Continue Providing Great Customer Service by Professionally Navigating the Project

1. Be Clear on What You’re Agreeing To: Congratulations! You’ve won the job. When discussing your contract, it’s important that you and the customer(s) are clear on what you’re agreeing to do. This will help guide conversations in the future, should questions about additional work that is out of scope come up. To prevent difficult questions about costs later in a project, take time to walk through your scope of work before a job begins.

2. Reinforce Your Professional Experience: There are a lot of “experts” your customers may reference when asking you questions. If your customer asks why you’re doing something one way when they saw it done another way in an article or on a show, be sure to sell the expertise you have in the industry. For example, “There are a few different ways you can approach this type of work. Based on my professional experience and these XYZ factors, my opinion is to…”

3. Take Time to Inform Your Customers: Can you get the project done faster? Why do you recommend one product over another? Can you do it cheaper? Your clients will likely have lots of questions throughout the course of a project, so it’s important that you’re patient with them and take time to explain the reasoning behind your actions.
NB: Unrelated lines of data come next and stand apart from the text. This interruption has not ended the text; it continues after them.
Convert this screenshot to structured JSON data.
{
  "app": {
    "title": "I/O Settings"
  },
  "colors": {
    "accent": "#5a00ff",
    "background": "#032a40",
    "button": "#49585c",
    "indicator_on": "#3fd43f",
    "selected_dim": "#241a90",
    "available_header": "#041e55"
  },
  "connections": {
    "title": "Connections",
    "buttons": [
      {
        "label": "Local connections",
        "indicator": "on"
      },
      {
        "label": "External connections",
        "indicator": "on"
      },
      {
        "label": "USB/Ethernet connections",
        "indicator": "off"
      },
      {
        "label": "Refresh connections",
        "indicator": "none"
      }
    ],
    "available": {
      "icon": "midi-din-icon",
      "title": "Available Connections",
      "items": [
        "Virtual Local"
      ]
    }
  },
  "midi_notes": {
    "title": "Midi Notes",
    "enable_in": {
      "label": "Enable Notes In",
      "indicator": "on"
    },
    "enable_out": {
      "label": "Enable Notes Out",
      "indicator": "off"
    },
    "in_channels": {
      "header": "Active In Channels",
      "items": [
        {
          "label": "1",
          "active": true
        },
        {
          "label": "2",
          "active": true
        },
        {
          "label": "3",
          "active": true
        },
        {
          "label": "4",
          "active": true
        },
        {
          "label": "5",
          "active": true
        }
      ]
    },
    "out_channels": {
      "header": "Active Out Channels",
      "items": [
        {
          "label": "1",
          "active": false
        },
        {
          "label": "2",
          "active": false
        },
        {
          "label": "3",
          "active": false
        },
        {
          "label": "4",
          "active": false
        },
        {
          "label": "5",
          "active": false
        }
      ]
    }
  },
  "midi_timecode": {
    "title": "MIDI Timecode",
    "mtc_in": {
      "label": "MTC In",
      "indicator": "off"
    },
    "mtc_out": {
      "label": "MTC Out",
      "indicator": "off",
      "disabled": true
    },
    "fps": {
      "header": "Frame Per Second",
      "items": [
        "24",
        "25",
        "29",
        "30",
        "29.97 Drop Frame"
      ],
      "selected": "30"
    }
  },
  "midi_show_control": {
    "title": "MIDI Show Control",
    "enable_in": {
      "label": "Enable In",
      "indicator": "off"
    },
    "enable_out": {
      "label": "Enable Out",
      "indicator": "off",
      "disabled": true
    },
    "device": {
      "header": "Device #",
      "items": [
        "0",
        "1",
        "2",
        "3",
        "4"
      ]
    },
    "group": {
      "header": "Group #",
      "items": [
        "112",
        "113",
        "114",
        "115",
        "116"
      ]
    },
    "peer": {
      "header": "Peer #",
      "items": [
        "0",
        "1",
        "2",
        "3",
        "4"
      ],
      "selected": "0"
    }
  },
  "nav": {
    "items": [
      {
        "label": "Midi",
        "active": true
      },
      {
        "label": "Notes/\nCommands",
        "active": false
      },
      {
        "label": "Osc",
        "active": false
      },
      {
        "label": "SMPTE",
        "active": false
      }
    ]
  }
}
It can also be helpful to walk your customers through your time line, so they understand all the steps that need to happen.

4. Turn Extra Client Requests Into Business Opportunities: If your customers start making requests that are outside your scope of work, you or your crew may feel pressured to say “yes” without discussing additional charges. But as you know, time is money, so don’t get in the habit of giving away work for free.

Instead, train yourself and your team to respond to these customer requests in a way that shows you’re accommodating but won’t perform the favor for free. For example, “Yes, we’re happy to take care of that while we’re here. I can provide you with an estimate for the work right away.”

If the extra work will take your team off of their original time line, be clear about that up front and be careful not to spread yourself and your crew too thin: “Because it’ll take a few hours for us to complete that, we’re not going to get through everything we planned for today. It may push the completion date of your project back a little bit. Are you OK with the added cost and a later project completion date?”

With clear and up-front communication and good customer service from the sales pitch through to the completion of the job, you can maintain a great relationship with your client.